For the third time since 2015, the Supreme Court – this time without meeting its plenary session – has ruled on the usury control of revolving cards. The recent Judgment 367/2022 of May 4, in accordance with the proven facts established in the instance, does not appreciate usury in a revolving card subscribed in 2006 and with an APR of 24.5%.

Without a doubt, it is a pronouncement received with satisfaction by the entities that market these products, which have been receiving a barrage of demands since the well-known Plenary Judgment 628/2015 of November 25 -turned revolving cards into the “ugly duckling” of banking litigation in our country.

Now, all that glitters is not gold.
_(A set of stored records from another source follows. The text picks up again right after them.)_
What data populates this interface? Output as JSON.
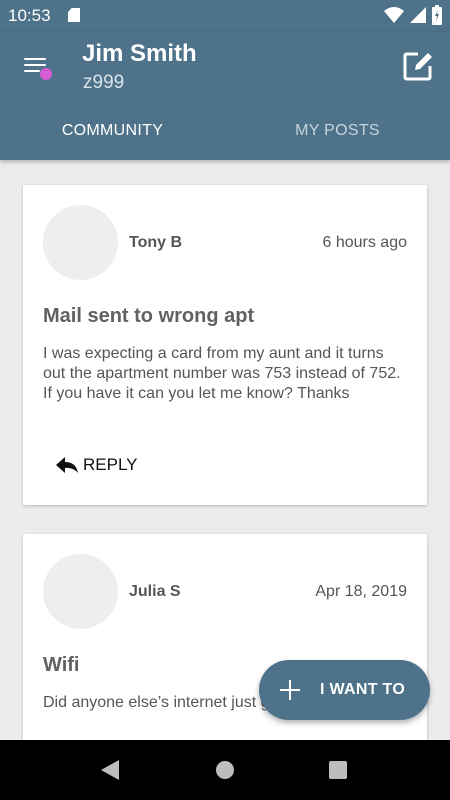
{
  "status_bar": {
    "time": "10:53"
  },
  "header": {
    "user_name": "Jim Smith",
    "user_id": "z999",
    "colors": {
      "bar": "#4d7289",
      "notification_dot": "#d85bd6"
    }
  },
  "tabs": [
    {
      "label": "COMMUNITY",
      "active": true
    },
    {
      "label": "MY POSTS",
      "active": false
    }
  ],
  "posts": [
    {
      "author": "Tony B",
      "time": "6 hours ago",
      "title": "Mail sent to wrong apt",
      "body": "I was expecting a card from my aunt and it turns out the apartment number was 753 instead of 752. If you have it can you let me know? Thanks",
      "reply_label": "REPLY"
    },
    {
      "author": "Julia S",
      "time": "Apr 18, 2019",
      "title": "Wifi",
      "body": "Did anyone else’s internet just go out?"
    }
  ],
  "fab": {
    "label": "I WANT TO",
    "icon": "plus-icon"
  },
  "icons": {
    "menu": "hamburger-menu-icon",
    "compose": "compose-icon",
    "reply": "reply-arrow-icon"
  }
}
Both the approach, the rules and the conclusions reached by the High Court present a series of contradictions that do not completely clarify the existing doubts in the application of usury control in revolving cards.

Regarding the approach, the Supreme Court indicates that while in 2015 -it considered that an APR of 24.6% of a revolving card subscribed in 2001 was usurious- it came to prosecute whether “an interest that far exceeded (practically double) the rate fixed in the instance”, now “the question raised […] consists of determining what should be the comparative term to be used as indicative of the “normal interest of money” in the case of revolving cards” as already resolved in its Plenary Judgment 149/2020 of March 4.
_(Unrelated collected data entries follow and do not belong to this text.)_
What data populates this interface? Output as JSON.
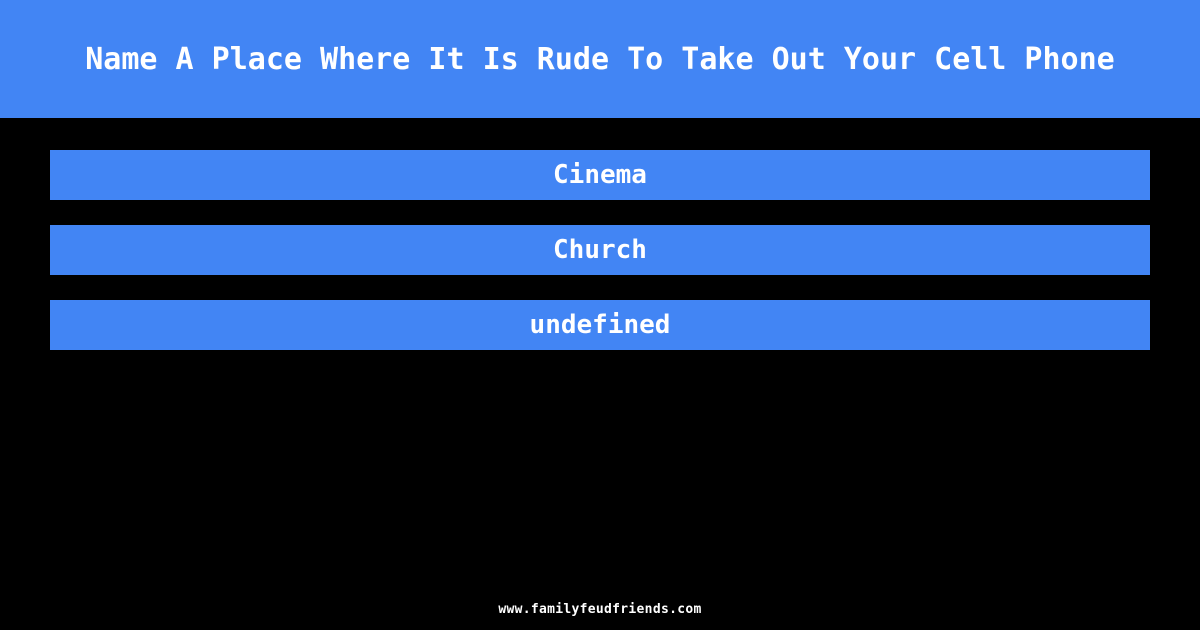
{
  "colors": {
    "background": "#000000",
    "accent": "#4285f4",
    "text": "#ffffff"
  },
  "header": {
    "question": "Name A Place Where It Is Rude To Take Out Your Cell Phone"
  },
  "answers": [
    {
      "label": "Cinema"
    },
    {
      "label": "Church"
    },
    {
      "label": "undefined"
    }
  ],
  "footer": {
    "site_url": "www.familyfeudfriends.com"
  }
}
As much as the proven facts in each of the instances could constrict the margin of action of the Supreme Court, it is not easy to reconcile with the principle of legal certainty that in a period of seven years two pronouncements of the High Court analyze TAE so similar – 24.5%; 24.6%- regarding revolving cards subscribed with such little time difference -2011; 2006- and lead to usury control with diametrically opposite results.

As for the rules, the Supreme Court insists that “the average interest rate must be used, at the time of signing the contract, corresponding to the category to which the questioned credit operation corresponds.” Thus, the statistics published by the Bank of Spain specific to revolving cards “at the time of signing the contract” will be applied.

However, the Bank of Spain did not begin to publish the specific statistics for revolving cards until June 2010. Therefore -and in the absence of an explanation in the Judgment itself-, one wonders how the Supreme Court was able to apply such statistics for a product subscribed in 2006.

Likewise, the Supreme Court concludes – stating that it does so without “deviating from the established doctrine” in the 2020 Plenary Judgment – that “it was usual for revolving cards contracted with large banking entities to exceed 23%, 24%, 25% and up to 26% per year.

However, if we analyze the 2020 Judgment -which also claims to follow the doctrine established by the 2015 Plenary Judgment to deny the justification for an APR of 26.82% raised later to 27.24%- we are told that the average rate of 20% per year “is already very high” and that “the higher the index to be taken as a reference as “normal money interest”, the less margin there is to increase the price of the credit operation without incurring in usury”.

All of the above necessarily invites us to think that the Supreme Court has noted the errors and limitations of the 2015 and 2020 Plenary Judgments and has chosen -correctly- to reinstate a reality from which we should never have departed: that the APR of credit cards of revolving credit marketed by the large entities in Spain operate within the normality of the market and are not usurious.

With the usury of revolving cards dead, it seems that the debate will focus on transparency control. Especially now that we are hearing some voices suggesting that the latest pronouncements of the CJEU would even make it possible to defeat the sacrosanct principle of res judicata and re-prosecute – in a certainly questionable way – usury claims that were firmly dismissed under the examination of a supposed lack of transparency.